LGBT en russie : partisan contre opposant

Bouton_pourPour : Nikolaï Alekseïev, fondateur de GayRussia.Ru
Je pense que personne, pas même le président, ne peut tout savoir. Il doit y avoir une clarification de la situation [des minorités sexuelles]. Donc, je veux le rencontrer et lui faire voir le portrait complet de la situation.
Le sujet principal de la conversation devrait être l’offre d’une compensation aux personnes qui ont été victimes de la loi contre la propagande gaie : des gens de l’extrême droite ont décidé qu’ils avaient carte blanche pour attaquer les adolescents gais.
Une commission spéciale mise en place par Poutine pour faire face à de tels cas ferait cesser les abus.

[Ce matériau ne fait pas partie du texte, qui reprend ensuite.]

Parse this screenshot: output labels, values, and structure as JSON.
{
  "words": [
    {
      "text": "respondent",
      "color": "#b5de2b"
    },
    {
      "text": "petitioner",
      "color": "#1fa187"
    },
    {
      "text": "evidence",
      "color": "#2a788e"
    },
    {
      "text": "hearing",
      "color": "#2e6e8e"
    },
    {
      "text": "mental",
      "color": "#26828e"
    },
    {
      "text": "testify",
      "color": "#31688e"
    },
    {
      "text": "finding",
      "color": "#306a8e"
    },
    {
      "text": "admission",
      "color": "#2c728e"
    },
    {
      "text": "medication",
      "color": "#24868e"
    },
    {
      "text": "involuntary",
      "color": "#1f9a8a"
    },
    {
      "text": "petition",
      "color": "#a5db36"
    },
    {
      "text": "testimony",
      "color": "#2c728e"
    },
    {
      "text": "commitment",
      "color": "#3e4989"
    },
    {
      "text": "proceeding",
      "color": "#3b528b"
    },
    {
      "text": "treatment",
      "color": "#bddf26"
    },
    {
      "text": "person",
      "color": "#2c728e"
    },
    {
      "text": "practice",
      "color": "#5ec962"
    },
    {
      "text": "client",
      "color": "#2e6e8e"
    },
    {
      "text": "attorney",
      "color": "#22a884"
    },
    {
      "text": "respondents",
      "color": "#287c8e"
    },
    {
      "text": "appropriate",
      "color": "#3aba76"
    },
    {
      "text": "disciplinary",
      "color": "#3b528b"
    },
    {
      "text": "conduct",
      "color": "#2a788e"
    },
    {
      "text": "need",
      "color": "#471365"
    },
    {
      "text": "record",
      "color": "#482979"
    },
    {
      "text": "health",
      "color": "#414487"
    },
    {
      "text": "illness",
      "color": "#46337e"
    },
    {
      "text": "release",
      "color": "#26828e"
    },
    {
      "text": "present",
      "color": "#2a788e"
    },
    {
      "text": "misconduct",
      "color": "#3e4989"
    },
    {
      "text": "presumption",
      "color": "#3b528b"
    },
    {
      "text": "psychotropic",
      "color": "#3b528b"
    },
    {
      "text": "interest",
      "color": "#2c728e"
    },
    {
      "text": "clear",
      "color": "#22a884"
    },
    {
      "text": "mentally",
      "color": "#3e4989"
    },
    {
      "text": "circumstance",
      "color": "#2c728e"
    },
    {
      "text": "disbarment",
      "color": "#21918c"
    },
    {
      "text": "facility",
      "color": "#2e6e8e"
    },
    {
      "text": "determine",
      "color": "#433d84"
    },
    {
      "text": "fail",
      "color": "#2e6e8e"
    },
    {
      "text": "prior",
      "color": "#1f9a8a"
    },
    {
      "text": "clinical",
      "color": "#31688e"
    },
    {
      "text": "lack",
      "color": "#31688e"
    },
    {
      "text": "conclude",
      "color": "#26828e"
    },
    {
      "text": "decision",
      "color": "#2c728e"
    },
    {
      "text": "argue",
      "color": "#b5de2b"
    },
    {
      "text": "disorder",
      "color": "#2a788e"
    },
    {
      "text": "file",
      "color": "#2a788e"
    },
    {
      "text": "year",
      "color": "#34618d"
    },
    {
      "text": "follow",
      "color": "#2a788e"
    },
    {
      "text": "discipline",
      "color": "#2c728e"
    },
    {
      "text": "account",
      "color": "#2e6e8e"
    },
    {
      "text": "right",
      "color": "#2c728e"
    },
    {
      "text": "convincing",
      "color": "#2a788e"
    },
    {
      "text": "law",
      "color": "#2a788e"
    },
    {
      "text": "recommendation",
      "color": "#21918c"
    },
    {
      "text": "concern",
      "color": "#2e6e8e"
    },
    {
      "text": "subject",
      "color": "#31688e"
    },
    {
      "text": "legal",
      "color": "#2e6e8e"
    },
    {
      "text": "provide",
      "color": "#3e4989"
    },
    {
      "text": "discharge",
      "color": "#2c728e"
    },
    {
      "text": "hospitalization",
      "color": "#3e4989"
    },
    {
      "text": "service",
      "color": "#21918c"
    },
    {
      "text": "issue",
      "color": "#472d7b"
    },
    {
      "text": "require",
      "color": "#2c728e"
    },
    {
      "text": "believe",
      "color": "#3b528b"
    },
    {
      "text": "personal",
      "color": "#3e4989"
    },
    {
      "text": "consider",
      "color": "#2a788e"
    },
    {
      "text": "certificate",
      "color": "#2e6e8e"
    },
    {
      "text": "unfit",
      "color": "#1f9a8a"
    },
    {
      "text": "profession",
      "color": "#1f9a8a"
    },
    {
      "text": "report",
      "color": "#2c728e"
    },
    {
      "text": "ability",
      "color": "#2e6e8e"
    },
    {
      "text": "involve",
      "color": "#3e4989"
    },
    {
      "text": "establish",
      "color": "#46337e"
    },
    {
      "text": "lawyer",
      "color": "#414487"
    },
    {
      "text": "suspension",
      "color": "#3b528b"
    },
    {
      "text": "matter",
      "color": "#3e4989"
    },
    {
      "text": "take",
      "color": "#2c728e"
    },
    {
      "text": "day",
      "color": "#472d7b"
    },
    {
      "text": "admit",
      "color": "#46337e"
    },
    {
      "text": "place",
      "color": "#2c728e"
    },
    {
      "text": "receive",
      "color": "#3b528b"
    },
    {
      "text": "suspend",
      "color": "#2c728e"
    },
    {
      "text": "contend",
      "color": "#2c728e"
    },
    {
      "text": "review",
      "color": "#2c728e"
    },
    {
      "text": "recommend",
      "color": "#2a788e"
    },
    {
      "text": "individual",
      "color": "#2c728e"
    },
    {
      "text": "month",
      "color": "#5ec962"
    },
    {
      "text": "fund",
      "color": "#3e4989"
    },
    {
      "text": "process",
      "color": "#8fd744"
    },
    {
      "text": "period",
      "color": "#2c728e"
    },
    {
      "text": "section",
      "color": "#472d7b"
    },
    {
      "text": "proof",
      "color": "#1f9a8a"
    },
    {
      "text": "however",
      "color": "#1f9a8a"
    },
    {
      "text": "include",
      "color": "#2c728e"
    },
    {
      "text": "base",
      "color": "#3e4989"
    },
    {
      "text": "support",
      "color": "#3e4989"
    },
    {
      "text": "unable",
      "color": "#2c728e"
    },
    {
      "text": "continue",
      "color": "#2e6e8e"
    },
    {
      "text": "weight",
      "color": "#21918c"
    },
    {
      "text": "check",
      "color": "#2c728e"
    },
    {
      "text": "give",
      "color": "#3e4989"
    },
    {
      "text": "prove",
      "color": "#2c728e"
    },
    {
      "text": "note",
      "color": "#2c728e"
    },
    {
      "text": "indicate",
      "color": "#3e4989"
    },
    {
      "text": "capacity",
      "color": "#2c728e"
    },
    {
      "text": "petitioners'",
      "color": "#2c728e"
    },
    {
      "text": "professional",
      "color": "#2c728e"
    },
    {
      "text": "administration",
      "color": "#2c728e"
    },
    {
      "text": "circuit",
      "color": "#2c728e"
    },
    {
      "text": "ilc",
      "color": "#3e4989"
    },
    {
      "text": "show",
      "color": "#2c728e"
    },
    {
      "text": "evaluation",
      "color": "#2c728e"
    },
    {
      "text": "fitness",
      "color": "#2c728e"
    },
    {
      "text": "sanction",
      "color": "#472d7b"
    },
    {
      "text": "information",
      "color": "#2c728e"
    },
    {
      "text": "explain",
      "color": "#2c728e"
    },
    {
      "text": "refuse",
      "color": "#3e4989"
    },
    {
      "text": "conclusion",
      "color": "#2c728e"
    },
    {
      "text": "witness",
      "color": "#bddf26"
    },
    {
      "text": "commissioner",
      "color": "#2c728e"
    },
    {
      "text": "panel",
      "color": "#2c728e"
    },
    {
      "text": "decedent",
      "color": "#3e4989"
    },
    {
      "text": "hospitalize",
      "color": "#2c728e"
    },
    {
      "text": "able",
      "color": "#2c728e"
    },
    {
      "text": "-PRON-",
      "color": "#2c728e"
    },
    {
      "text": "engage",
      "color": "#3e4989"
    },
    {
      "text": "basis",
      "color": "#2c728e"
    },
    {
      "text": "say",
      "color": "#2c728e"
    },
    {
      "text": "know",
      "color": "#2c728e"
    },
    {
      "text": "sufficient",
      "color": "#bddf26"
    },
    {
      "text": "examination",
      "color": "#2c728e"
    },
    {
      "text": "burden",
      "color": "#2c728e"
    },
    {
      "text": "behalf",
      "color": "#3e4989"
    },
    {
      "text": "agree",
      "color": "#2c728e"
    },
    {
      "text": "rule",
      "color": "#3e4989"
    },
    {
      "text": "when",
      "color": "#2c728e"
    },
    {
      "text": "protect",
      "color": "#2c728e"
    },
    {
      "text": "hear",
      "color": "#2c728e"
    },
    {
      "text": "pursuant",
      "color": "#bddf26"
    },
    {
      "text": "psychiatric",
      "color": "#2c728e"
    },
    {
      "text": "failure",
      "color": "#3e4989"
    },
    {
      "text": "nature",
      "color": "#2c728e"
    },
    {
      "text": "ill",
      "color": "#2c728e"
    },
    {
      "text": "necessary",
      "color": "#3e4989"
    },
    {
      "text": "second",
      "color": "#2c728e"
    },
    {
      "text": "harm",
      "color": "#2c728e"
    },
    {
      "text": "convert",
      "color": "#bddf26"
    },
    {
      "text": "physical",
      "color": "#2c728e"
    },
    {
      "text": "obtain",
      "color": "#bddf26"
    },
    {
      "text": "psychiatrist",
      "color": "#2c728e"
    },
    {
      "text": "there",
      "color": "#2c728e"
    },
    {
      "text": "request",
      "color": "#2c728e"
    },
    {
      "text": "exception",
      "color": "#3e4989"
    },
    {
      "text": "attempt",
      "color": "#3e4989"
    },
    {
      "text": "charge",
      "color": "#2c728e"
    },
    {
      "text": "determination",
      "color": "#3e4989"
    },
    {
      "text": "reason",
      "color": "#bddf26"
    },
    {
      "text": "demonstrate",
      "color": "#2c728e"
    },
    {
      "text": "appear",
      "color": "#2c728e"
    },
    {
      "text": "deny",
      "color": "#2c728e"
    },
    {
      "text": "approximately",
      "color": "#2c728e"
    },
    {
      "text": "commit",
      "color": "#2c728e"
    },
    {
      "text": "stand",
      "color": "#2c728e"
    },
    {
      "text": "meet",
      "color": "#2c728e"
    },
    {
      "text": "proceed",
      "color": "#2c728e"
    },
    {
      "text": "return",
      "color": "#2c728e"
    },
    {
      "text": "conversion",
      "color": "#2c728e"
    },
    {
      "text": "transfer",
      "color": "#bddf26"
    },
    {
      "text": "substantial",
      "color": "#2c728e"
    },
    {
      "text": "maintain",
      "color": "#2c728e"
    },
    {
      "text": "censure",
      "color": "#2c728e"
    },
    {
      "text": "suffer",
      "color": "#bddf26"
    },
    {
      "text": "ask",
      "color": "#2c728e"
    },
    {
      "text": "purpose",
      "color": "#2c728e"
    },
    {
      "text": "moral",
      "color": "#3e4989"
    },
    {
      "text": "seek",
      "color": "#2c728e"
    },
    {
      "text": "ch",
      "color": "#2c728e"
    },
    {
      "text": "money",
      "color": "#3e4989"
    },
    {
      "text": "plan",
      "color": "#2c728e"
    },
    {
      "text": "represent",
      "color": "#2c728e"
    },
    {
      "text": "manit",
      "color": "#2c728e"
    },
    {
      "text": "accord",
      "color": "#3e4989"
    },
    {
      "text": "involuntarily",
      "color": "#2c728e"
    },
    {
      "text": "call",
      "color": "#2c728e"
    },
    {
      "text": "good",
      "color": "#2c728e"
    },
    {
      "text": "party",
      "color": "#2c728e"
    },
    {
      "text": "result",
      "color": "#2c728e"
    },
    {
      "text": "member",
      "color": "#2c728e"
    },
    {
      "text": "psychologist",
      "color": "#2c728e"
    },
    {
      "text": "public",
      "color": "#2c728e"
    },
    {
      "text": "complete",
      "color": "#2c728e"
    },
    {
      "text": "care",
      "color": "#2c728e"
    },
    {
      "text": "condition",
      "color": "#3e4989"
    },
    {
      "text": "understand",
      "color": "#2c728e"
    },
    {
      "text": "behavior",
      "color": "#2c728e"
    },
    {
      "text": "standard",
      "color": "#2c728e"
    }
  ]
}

Nous devons enquêter sur le harcèlement que subissent les personnes LGBT.

Bouton_contreContre : Vitaly Milonov, créateur de la loi anti-gai
Les homosexuels sont des personnes, le gouvernement devrait les rencontrer. Il y a déjà eu un grand nombre de réunions avec des militants LGBT voulant discuter avec moi de la manière d’informer les enfants sur les minorités sexuelles.
Honnêtement, je ne comprends pas pourquoi les gais se sentent anxieux en Russie : ils peuvent étudier, travailler, recevoir une pension, faire du sport. Ils ont les mêmes droits que les personnes hétérosexuelles. Mais tout doit être conforme à la loi.
Si les représentants LGBT n’ont pas été en mesure de rencontrer le président Poutine, c’est qu’ils n’ont pas été capables de formuler des questions, tout simplement.